Paris, the City of Lights, has historically been a haven for African-Americans seeking relief from the racism of America. This does not mean, however, that France is without racism. While the French people embraced African-American soldiers in both W.W.I and W.W.II, the French government, it is asserted, used their black African soldiers for canon fodder in the First World War.
The French still bristle over the loss of their North African colonies during the Civil War, and Arabs, black and white, are the targets of a virulent kind of racism throughout France.

Most French, when asked, will tell you that's it's about culture, not color. And if you embrace both the culture and the language, you're French.

African-American blacks still get the nod.
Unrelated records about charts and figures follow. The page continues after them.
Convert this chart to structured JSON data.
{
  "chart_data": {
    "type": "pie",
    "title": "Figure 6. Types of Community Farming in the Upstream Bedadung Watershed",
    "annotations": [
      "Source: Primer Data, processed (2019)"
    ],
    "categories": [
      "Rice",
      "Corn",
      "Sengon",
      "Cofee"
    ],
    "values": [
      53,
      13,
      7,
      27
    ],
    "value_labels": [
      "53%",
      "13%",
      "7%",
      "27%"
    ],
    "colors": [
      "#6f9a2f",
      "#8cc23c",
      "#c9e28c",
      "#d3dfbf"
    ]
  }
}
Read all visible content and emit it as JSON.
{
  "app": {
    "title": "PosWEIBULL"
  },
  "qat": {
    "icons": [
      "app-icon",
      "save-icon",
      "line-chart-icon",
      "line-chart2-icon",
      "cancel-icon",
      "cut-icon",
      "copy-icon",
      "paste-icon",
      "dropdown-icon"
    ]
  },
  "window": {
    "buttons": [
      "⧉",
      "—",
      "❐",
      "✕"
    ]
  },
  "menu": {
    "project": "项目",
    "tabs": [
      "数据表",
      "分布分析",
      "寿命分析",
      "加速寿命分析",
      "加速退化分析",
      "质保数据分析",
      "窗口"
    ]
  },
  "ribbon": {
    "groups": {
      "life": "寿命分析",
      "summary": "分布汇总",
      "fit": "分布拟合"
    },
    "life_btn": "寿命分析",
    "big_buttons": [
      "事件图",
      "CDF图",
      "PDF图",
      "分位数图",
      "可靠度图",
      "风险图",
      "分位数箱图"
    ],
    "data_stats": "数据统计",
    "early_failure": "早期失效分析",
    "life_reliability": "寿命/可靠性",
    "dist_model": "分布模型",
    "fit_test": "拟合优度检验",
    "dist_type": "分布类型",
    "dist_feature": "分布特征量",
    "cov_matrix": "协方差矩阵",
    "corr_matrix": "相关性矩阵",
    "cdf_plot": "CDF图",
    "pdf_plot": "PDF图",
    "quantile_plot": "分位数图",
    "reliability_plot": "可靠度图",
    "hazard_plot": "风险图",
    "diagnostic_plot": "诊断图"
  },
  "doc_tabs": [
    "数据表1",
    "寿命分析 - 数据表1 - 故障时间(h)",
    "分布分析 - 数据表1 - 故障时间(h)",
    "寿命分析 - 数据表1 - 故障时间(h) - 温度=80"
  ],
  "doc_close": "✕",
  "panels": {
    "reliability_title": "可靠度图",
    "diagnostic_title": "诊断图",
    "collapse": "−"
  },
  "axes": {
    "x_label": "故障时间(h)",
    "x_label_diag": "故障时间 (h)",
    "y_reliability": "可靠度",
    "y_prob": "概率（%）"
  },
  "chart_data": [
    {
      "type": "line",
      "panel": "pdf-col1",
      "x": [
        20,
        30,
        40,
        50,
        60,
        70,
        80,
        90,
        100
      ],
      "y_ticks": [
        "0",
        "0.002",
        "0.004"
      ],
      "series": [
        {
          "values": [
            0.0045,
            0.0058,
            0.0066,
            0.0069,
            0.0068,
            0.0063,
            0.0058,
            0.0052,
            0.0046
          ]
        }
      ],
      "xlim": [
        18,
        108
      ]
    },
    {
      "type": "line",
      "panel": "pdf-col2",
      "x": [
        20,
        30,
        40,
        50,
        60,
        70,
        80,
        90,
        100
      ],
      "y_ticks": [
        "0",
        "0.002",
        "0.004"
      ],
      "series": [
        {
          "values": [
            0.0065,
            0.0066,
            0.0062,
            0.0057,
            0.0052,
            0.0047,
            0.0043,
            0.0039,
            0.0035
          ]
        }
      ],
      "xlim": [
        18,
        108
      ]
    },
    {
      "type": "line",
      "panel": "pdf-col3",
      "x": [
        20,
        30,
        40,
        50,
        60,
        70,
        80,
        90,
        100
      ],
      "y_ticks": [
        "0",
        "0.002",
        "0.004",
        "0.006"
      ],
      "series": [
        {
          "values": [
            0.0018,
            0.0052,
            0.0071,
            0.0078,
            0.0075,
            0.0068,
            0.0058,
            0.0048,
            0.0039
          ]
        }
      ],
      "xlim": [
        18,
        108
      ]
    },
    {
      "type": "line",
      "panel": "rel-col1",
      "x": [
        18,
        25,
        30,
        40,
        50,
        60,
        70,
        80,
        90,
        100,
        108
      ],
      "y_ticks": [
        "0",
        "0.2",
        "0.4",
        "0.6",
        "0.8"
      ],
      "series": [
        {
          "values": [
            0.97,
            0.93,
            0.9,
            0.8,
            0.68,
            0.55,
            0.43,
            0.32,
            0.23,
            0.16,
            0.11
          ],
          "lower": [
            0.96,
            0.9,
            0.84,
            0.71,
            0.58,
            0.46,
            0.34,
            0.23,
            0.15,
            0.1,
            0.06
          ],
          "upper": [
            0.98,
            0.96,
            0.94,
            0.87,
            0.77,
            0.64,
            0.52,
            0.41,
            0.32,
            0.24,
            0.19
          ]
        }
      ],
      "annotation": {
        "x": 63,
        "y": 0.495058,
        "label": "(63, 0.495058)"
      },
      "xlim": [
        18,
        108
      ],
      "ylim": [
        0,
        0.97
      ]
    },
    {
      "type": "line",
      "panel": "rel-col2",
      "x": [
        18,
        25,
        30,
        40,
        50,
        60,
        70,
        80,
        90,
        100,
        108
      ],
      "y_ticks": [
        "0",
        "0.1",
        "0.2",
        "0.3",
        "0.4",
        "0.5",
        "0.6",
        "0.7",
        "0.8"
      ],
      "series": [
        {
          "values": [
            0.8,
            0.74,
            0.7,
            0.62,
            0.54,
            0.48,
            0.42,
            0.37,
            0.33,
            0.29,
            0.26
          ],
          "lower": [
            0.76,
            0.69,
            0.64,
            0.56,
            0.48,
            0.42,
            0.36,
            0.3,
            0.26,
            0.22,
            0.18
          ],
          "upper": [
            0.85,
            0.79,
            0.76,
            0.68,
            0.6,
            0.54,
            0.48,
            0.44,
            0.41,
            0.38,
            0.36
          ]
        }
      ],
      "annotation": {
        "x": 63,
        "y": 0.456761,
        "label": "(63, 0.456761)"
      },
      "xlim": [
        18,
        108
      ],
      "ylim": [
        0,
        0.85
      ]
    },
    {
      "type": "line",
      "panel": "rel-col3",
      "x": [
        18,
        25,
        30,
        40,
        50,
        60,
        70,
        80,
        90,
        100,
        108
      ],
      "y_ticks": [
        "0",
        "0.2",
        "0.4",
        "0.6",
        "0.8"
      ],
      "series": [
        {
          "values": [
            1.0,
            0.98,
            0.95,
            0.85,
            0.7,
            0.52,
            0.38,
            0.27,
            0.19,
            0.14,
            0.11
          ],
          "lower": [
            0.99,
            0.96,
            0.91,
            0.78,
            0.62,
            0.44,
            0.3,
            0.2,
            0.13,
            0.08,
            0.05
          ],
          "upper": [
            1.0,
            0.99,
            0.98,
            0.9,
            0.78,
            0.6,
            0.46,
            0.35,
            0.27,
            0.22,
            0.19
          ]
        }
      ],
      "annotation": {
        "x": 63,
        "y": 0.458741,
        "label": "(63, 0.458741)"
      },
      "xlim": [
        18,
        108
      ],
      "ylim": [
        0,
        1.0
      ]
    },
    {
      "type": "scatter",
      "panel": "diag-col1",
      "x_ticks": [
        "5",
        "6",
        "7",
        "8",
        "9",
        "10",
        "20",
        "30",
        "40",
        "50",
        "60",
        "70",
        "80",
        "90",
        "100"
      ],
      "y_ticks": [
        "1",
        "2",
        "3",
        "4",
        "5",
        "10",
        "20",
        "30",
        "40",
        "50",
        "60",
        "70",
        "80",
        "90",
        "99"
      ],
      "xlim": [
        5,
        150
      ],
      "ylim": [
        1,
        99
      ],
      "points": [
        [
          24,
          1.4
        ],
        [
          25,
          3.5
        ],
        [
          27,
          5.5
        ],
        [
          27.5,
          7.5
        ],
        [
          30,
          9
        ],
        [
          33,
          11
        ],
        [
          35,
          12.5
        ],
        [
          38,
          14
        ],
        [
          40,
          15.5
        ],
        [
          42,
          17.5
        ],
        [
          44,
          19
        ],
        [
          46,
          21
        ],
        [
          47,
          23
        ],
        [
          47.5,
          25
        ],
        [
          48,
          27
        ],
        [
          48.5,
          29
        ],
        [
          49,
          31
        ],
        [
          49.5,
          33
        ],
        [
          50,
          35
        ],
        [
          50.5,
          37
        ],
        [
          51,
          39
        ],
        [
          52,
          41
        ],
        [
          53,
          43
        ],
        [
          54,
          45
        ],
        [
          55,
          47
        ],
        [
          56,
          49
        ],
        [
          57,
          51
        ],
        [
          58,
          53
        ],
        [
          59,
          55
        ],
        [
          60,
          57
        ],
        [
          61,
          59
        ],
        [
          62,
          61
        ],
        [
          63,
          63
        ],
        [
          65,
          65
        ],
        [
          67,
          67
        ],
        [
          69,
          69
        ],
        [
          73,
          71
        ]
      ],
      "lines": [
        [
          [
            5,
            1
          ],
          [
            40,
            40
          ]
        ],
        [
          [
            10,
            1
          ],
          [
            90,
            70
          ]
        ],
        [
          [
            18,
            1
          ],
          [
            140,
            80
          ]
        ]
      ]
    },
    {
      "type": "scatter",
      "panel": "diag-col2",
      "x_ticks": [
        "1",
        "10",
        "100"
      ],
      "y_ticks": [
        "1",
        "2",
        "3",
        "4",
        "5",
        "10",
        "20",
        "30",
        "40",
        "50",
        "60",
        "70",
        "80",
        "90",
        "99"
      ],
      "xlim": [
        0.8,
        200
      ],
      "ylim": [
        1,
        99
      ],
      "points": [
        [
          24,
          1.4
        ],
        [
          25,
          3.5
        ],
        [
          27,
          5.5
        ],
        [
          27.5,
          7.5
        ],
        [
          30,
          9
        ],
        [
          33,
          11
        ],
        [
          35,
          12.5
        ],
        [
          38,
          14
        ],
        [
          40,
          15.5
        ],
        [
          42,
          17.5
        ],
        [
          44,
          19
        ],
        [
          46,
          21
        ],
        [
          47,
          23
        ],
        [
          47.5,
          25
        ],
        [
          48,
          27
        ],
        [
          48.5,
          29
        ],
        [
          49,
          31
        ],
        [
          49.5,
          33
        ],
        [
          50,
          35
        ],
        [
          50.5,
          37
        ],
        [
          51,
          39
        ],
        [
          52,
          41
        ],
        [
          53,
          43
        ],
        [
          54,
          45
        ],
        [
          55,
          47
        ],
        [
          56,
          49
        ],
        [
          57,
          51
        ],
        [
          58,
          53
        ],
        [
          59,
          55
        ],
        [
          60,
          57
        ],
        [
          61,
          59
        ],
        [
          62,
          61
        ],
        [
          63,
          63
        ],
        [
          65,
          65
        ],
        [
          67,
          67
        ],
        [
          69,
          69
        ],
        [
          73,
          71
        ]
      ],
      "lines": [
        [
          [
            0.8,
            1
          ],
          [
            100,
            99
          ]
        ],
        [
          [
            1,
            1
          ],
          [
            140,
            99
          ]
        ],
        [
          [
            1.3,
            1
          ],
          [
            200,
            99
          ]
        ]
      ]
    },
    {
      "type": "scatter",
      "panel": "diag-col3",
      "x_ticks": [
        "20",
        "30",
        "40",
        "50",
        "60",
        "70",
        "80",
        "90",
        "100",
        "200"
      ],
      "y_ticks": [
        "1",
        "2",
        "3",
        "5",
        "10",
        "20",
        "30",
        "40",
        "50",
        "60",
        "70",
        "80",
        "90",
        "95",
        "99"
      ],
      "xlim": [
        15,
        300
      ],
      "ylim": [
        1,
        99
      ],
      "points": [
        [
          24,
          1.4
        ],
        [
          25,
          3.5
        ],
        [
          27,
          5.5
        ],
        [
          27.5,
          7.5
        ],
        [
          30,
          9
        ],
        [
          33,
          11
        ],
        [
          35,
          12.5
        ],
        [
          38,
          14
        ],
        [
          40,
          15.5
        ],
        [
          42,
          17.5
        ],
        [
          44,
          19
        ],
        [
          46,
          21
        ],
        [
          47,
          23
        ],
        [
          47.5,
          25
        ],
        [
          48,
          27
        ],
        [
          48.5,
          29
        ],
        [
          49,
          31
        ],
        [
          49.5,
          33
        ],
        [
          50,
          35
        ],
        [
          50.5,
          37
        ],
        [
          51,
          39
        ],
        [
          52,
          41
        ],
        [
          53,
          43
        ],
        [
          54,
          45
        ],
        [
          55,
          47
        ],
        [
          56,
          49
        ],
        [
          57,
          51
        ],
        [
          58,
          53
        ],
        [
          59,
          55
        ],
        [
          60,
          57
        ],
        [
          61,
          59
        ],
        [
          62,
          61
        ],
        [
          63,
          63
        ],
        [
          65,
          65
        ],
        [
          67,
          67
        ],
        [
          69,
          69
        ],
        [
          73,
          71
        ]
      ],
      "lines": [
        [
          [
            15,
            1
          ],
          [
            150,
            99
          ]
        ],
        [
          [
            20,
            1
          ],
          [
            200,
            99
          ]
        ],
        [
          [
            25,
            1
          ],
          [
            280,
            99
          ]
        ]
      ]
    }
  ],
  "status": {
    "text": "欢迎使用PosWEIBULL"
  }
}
At worst they are treated like most white Americans; at best like some much-beloved movie icon from a bygone era.
For myself, since I wear a hat and evoke some of the sartorial affectations associated with jazz musicians of old, I'm constantly being asked, "Jazz man?" The French have an unabashed affection for jazz and all who make it.
African-Americans are still coming, albeit for different reasons. Artists, writers, musicians, yes, but also doctors, lawyers and employees of multinational companies. The old haunts of Wright, Baldwin, Hines and cartoonist Ollie Harrington are stops on one of the many black tours of Paris. Their memory is preserved not by acolytes, but academics and black tour guides.
Michel Fabre, a noted expert on Richard Wright and the former head of the Black Studies Program at the Sorbonne, and new faces like Professor Janis Mayes of Syracuse University, and Professor Marcus C. Bruce of Bates College in Lewiston, Maine are just a few of the keepers of the eternal flames with their scholarship. Mayes teaches a 5-week summer class on Black Paris offered through Syracuse University.

The class meets at the popular Cafe de Flore on Saint Michel, either upstairs or at the sidewalk tables on the boulevard. Guest lecturers run the gamut, from writers and scholars like Julia Wright (the youngest daughter of Richard) and poet James Emanuel, to diplomats, translators and jazz musicians.
Jazz is the metaphor for the class taught by professor Mayes. Students are exposed to a variety of themes, all anchored by and filtered through the black experience in Paris: African, African-American and Caribbean. Art, music, politics and food are just a few of the subjects students can take and run with. It's a flight of fancy within an academic model. It works. Students come away with an understanding of how French culture has been and is still being shaped and influenced by the black presence.
Academics like Mayes are reaching out to the African community, forging links where they were once weak or nonexistent. Her class starts in the Louvre and ends over a plate of Jassa Poulet at one of the many African restaurants in Paris.
Bo Jangles and Percy's are two newer African-American restaurants in the city. They have eclipsed Haynes, the eatery started by the former GI who settled in Paris to explore art and film, and ended up serving up his own creations of ham hocks and collard greens. His restaurant was the favorite spot for Wright, his friends and a host of other black luminaries who followed.

Paris Noir is neither confined to the suburbs nor the few spots in a guide book. There is enough Paris to go around, A haven? Hardly. A beacon? Always!